History of human ecology
Human ecology, or, more simply, anthropoecology in science, is an interdisciplinary trend that can be attributed to the direction of social ecology, which is a complex installation designed to carefully consider the interaction of mankind with the outside world, as well as the moments of population formation, including issues of human health its formation, development and improvement.
One of the main tasks of anthropoecology were those that were formulated at the All-Union Conference at the end of the 20th century and later, at the All-Union School-Seminar, and, first of all, research was attributed to them:
All points that are directly related to anthropoecology are primarily related to health issues. Not least important is the concept of labor or professional health, which is a significant economic value along with other economic concepts, and health itself is recognized as an indispensable condition for a serious labor potential.
The history of human ecology is quite fragmented and its formation has a direct impact on many other disciplines, and, first of all, on geography, sociology, zoology and many others. Moreover, some of the researchers argue that it is geography that can be called human ecology.
And some time ago, interdisciplinary research was aimed at the formation of a scientific field that would link human and natural systems, which would be based on the research already done, but which would go beyond its borders.
And all other branches directly related to the historical development of anthropoecology include cultural ecology, environmental ecology, anthropological ecology, and much more.
History of hygiene and ecology
Ecology is a habitual place of residence for a person, characterized by interaction with a variety of environmental factors from the microclimate to food and air it is with them that interaction takes place, including the struggle for survival. While hygiene is an instrument that studies the effect of living conditions on health, human life expectancy and developing on the basis of these data recommendations to reduce the risks of the influence of the environment on them.

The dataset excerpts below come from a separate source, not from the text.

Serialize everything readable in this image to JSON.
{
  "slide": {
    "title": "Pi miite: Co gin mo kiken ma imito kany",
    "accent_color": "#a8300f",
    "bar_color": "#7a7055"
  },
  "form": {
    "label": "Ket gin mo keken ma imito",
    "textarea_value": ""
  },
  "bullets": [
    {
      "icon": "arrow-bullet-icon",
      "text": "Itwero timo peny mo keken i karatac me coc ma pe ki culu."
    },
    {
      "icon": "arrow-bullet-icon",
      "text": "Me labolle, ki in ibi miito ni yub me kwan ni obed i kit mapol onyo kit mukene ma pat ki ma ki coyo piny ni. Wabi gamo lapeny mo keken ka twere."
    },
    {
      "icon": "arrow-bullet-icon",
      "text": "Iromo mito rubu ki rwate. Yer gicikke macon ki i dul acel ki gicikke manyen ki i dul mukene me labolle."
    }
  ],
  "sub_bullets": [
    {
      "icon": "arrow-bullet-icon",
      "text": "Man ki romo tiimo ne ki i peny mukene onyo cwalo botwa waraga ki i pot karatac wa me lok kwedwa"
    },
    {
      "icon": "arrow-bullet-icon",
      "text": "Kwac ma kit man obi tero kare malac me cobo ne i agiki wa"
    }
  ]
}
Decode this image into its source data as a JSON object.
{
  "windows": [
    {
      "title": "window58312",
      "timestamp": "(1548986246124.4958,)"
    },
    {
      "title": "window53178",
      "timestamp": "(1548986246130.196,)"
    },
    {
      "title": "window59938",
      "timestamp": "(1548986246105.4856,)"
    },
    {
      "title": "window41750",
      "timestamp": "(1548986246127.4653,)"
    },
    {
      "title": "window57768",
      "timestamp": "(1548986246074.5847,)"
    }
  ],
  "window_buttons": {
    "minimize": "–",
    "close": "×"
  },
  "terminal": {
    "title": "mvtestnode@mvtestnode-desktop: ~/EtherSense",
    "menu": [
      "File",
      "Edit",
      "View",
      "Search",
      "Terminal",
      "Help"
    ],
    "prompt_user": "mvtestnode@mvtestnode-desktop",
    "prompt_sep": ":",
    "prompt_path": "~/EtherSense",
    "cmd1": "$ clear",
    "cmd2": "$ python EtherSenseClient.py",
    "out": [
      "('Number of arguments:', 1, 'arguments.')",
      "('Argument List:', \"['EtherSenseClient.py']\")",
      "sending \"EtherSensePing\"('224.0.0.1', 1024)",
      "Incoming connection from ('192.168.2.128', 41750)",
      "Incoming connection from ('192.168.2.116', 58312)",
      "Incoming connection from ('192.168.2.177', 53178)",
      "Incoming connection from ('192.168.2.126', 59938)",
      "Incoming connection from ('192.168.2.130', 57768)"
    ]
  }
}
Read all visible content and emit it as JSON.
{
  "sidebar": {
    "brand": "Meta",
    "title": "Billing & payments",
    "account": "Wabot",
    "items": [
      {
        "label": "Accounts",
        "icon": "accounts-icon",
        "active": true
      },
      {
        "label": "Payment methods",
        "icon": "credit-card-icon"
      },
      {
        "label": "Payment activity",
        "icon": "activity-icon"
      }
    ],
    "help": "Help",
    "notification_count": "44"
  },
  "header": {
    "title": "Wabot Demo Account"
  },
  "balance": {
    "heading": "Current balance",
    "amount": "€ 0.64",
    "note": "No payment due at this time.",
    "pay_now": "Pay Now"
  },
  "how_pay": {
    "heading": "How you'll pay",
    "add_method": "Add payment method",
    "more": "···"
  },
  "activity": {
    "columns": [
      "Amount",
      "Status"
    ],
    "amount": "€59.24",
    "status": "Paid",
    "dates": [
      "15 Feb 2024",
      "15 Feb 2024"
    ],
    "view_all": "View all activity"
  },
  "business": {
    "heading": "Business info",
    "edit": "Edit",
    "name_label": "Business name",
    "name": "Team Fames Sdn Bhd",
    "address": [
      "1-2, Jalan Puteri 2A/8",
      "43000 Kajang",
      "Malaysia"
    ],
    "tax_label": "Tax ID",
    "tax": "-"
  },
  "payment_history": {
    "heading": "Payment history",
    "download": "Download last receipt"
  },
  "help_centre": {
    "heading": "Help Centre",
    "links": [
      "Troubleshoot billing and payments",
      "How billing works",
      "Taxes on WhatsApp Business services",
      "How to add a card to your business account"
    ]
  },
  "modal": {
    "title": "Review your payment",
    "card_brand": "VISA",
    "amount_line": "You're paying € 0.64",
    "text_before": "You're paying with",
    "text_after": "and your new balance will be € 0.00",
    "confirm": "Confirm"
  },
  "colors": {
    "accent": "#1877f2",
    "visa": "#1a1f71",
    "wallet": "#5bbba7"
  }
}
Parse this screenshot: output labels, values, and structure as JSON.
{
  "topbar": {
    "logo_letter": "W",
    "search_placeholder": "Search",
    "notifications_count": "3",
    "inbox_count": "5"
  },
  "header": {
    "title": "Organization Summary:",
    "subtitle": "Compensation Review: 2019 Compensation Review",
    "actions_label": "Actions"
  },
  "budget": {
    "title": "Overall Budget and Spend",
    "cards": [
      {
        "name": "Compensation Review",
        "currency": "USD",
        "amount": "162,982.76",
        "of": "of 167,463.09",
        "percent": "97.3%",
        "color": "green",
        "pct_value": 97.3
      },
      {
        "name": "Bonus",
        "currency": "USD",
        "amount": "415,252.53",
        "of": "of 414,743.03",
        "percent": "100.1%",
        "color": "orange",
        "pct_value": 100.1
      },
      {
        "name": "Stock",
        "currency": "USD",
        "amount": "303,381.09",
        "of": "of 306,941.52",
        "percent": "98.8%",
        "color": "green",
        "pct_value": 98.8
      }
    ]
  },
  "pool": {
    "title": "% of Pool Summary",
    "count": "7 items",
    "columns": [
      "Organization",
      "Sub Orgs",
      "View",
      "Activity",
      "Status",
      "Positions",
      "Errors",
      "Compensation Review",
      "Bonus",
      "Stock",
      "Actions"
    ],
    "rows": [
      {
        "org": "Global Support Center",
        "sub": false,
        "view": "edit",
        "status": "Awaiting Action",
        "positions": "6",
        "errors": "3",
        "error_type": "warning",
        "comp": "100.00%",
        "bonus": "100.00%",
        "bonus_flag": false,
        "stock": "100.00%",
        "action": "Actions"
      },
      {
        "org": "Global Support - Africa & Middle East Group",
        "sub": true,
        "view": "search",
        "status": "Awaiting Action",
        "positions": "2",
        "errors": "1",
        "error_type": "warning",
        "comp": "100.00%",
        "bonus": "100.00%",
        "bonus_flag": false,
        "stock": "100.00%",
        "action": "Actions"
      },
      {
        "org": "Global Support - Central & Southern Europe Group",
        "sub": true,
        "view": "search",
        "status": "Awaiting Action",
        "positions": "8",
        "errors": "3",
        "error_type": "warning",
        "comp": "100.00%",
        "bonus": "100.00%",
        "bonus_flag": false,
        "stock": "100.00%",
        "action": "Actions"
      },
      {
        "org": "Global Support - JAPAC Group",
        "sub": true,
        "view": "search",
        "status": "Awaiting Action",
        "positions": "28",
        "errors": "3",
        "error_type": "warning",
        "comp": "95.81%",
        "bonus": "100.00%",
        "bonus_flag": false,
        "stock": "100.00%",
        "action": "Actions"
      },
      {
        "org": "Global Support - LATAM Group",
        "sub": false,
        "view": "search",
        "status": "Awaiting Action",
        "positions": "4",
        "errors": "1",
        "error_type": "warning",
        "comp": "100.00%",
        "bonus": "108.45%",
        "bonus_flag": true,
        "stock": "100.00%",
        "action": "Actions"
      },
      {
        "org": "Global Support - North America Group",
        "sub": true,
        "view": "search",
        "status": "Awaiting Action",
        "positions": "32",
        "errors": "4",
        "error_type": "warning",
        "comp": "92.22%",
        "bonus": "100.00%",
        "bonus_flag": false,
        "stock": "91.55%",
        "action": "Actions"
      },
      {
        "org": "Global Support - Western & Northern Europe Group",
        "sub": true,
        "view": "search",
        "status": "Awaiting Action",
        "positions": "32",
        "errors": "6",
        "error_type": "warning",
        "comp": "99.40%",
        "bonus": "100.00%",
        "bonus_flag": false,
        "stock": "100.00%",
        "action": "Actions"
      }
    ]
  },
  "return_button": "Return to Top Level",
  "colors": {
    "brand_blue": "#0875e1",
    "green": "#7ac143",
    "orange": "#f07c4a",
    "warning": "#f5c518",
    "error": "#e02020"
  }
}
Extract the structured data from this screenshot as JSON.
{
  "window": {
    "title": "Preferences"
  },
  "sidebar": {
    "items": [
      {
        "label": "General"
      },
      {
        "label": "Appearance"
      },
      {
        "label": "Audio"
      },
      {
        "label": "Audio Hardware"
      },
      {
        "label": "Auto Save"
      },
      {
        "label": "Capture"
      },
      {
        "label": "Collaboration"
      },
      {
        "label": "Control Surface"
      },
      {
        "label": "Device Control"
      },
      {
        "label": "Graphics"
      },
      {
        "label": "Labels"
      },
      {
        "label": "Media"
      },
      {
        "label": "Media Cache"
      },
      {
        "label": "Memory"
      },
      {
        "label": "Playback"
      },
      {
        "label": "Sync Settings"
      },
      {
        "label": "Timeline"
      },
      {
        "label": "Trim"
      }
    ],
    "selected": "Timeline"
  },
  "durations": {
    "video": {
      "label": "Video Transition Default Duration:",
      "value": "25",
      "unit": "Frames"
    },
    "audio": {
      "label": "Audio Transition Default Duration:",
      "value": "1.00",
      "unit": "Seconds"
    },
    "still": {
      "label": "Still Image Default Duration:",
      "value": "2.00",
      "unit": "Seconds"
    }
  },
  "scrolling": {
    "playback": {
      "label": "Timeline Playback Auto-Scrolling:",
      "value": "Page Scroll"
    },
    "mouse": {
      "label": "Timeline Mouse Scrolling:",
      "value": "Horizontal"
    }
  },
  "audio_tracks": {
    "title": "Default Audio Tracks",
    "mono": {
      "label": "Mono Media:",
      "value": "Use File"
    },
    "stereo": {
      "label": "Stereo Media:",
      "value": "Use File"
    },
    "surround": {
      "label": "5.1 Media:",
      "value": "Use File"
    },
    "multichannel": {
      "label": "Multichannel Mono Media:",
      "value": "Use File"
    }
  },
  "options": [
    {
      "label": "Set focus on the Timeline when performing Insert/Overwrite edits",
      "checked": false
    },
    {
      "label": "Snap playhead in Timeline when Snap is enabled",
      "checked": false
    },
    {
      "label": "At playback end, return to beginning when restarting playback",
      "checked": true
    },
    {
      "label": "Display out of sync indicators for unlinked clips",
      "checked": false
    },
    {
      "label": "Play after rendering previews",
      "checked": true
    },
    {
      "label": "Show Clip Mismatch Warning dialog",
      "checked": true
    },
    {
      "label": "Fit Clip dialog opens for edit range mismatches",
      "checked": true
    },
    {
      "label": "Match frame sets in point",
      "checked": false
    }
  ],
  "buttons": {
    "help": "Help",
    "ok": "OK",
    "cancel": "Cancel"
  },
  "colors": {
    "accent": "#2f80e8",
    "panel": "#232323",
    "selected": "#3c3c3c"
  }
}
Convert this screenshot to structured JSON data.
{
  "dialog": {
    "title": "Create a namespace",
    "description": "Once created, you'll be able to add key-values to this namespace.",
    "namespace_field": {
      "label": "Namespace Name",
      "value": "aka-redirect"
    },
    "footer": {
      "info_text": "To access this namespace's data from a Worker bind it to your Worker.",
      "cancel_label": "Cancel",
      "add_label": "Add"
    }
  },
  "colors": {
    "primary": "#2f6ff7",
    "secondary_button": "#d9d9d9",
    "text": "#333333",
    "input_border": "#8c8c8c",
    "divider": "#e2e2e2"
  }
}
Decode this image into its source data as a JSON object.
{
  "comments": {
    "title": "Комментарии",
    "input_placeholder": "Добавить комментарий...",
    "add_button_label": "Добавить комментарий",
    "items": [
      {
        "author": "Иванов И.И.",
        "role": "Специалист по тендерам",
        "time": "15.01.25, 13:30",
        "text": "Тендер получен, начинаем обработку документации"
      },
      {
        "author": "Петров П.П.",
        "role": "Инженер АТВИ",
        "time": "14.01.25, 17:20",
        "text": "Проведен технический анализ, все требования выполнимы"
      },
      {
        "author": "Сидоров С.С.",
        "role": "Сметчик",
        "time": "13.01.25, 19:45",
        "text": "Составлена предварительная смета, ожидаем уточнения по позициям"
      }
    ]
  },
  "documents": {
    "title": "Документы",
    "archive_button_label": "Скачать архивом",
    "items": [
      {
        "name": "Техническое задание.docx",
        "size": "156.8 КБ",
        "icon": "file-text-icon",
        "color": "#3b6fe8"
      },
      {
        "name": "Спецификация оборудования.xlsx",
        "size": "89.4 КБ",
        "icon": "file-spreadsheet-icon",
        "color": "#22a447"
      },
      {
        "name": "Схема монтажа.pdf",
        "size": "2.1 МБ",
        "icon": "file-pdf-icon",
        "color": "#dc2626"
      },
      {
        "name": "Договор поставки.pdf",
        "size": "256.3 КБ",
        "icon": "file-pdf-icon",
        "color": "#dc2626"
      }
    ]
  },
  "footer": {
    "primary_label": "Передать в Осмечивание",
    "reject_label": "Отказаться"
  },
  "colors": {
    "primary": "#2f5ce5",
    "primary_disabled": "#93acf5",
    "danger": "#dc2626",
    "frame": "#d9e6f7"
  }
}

At their core, both hygiene and ecology have moments of theoretical sciences the same physics or chemistry, not to mention biology or geography. Hygiene also includes several scientific disciplines, divided into communal, military, occupational health, children, and so on.
History of social ecology
Social ecology is inherently one of the young scientific fields. Its emergence and progress is associated with the natural development of the interest of various humanitarian disciplines (from sociology to psychology) to the issues of interaction between humanity and the natural environment. This term appeared thanks to social psychologists researchers who applied it to work on the theory of population behavior. And this concept was used by Park and Burges to emphasize the social nature of phenomena, which, however, also have biological characteristics this is how social ecology arose.